Understanding and adhering to these movement precautions is fundamental to a successful recovery and long-term function after reverse shoulder replacement. Your diligence in following medical advice will significantly contribute to the longevity and effectiveness of your new shoulder joint.
Key Takeaways
- Reverse shoulder arthroplasty (RSA) reverses the joint's configuration, relying on the deltoid muscle for arm elevation and rotation.
 - The paramount concern post-RSA, particularly in the early recovery phase, is preventing dislocation of the prosthetic joint.
 - The most critical movement to strictly avoid is adduction with internal rotation and extension, such as reaching the hand behind the back.
 - Other movements to avoid include extreme internal rotation, heavy lifting, sudden movements, reaching far across the body, and impact activities.
 - Adherence to your surgeon's specific protocol, gradual progression, and consistent physical therapy are indispensable for a successful recovery and long-term function.
 
Frequently Asked Questions
What is reverse shoulder arthroplasty (RSA)?
Reverse shoulder arthroplasty is a surgical procedure for severe shoulder arthritis with rotator cuff deficiency, which reverses the ball-and-socket configuration to allow the deltoid muscle to become the primary mover of the arm.
Why is it crucial to avoid certain movements after RSA?
Avoiding specific movements, especially those combining adduction, internal rotation, and extension, is crucial to prevent dislocation of the prosthetic joint and ensure optimal recovery and implant longevity.
What specific movements are most likely to cause dislocation after RSA?
The most critical movement to avoid is adduction with internal rotation and extension (e.g., reaching your hand behind your back) because it causes the humeral component to lever against the inferior aspect of the glenosphere.

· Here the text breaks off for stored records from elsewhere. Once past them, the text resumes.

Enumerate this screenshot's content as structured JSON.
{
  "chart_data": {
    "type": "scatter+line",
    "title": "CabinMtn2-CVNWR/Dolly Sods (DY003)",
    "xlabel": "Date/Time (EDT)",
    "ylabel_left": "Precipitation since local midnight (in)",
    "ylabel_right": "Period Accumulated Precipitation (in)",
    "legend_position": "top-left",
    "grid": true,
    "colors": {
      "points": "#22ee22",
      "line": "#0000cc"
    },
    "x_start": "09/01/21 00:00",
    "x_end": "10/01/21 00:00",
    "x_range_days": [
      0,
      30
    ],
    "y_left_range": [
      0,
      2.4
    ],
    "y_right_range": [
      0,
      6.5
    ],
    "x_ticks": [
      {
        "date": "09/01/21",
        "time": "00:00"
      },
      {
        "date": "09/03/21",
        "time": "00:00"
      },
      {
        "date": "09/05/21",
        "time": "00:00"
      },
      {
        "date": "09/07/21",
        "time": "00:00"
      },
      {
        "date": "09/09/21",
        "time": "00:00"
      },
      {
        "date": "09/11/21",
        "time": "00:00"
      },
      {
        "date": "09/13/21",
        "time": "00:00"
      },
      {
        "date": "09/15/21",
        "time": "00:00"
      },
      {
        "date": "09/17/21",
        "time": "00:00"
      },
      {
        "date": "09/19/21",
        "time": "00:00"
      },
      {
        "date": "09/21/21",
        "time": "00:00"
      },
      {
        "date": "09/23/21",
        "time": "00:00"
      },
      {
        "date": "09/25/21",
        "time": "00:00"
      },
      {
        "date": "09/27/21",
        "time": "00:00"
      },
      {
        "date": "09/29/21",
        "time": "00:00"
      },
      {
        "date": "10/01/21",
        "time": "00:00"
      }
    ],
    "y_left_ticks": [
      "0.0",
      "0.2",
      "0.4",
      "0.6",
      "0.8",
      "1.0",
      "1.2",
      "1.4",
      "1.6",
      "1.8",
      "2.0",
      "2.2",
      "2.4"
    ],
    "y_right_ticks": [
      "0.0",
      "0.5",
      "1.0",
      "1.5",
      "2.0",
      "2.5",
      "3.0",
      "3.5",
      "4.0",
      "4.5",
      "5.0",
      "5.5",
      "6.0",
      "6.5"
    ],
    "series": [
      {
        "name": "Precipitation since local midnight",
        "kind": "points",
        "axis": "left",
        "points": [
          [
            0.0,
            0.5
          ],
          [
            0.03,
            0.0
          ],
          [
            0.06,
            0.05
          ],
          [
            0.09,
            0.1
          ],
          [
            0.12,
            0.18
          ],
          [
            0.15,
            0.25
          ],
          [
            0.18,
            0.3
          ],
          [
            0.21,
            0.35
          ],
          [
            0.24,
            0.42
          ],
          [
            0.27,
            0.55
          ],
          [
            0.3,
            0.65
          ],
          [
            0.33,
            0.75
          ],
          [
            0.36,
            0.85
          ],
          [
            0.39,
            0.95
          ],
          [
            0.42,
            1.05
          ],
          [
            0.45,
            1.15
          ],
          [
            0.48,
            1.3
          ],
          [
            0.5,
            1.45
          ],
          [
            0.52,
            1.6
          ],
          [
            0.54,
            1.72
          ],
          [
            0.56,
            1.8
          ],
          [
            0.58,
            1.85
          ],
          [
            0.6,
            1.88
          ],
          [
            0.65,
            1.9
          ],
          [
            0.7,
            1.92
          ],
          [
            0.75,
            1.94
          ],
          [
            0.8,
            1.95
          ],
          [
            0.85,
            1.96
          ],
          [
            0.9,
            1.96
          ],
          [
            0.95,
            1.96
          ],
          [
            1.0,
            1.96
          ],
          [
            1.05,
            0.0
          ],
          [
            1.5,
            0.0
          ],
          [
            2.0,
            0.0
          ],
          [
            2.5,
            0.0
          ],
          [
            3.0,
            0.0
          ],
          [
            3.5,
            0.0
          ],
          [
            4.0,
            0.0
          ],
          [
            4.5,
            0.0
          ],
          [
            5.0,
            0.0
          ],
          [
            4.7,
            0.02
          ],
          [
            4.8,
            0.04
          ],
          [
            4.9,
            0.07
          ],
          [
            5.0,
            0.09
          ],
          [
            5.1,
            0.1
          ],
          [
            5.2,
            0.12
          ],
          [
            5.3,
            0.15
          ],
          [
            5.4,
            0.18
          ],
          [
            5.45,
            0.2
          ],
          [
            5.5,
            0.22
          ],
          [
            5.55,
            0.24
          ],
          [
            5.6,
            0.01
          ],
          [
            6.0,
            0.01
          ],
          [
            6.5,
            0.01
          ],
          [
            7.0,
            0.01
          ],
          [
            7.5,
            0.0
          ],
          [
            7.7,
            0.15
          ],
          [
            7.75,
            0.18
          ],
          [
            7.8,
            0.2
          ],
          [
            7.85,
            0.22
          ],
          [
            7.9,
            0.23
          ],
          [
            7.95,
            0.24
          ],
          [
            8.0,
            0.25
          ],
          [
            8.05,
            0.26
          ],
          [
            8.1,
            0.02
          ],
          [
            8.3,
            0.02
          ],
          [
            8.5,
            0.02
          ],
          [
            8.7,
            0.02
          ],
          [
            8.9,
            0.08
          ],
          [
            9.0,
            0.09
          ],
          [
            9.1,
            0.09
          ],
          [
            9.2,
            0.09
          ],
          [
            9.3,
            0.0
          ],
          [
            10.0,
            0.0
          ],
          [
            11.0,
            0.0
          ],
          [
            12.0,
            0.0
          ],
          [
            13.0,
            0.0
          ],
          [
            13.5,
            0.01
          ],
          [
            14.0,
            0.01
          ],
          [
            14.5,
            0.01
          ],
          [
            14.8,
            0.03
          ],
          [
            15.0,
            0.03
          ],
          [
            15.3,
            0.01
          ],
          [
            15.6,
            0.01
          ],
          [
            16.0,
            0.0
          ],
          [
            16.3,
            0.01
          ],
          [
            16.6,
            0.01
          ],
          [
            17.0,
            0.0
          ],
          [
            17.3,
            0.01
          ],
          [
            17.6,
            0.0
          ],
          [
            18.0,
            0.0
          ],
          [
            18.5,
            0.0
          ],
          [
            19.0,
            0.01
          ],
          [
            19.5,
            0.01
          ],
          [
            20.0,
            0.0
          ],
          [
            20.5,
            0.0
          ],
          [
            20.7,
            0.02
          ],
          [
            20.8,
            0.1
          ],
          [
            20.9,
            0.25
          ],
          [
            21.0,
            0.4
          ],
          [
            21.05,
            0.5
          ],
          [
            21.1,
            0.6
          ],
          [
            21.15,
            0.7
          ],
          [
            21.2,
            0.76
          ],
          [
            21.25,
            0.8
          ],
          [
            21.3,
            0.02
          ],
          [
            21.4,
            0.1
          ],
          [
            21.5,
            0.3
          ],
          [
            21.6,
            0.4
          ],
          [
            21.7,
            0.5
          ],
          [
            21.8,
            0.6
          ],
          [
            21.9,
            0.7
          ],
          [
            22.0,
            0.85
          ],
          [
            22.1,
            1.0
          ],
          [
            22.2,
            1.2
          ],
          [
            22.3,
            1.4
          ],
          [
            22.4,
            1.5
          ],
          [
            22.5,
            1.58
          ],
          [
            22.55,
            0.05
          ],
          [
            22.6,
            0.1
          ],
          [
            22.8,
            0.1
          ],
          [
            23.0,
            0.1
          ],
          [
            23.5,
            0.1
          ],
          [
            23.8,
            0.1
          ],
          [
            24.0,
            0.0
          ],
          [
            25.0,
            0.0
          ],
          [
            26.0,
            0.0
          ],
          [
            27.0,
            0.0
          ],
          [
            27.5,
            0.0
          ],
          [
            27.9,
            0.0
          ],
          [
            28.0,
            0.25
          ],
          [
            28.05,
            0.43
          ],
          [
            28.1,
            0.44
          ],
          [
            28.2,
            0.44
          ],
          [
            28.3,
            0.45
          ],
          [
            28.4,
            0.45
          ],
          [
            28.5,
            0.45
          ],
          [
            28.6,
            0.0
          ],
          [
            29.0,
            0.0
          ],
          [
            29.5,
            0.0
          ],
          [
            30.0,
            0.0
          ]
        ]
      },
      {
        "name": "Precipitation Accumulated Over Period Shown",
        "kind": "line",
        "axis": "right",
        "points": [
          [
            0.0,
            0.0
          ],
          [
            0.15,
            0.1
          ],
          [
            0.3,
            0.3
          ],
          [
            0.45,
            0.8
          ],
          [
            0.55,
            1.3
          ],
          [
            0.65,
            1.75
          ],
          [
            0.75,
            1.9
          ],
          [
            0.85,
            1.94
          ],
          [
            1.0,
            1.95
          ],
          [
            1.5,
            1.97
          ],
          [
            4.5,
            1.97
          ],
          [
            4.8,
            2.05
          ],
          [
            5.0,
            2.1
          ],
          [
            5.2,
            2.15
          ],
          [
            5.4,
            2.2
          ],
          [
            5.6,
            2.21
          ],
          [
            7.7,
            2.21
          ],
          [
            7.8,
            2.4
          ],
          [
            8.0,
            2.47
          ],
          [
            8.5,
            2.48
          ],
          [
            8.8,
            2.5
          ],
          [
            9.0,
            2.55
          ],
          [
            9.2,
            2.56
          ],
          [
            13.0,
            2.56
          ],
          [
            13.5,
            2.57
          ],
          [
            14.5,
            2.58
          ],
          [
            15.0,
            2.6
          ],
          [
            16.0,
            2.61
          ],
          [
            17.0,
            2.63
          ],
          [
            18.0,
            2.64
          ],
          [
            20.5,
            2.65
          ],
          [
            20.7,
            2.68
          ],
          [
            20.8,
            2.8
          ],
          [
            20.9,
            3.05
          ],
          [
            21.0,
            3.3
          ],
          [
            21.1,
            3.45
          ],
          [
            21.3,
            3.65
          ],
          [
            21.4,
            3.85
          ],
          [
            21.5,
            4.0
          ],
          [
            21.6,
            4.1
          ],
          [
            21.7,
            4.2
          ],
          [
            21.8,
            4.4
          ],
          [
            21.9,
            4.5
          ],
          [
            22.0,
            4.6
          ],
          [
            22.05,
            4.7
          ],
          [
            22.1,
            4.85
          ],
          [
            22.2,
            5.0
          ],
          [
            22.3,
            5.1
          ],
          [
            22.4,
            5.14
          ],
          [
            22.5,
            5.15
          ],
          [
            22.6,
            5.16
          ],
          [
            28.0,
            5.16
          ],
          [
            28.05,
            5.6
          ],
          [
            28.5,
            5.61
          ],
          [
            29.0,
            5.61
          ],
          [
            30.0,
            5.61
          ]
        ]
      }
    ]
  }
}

Are there other activities besides specific movements that should be avoided?
Yes, patients should also avoid heavy lifting, sudden or jerky movements, reaching far across the body (especially early post-op), and impact activities like contact sports or jumping.
When should I seek medical advice after reverse shoulder replacement?
You should contact your medical team immediately if you experience sudden, severe pain, a popping or clunking sensation, visible shoulder deformity, numbness or weakness in your arm/hand, or signs of infection.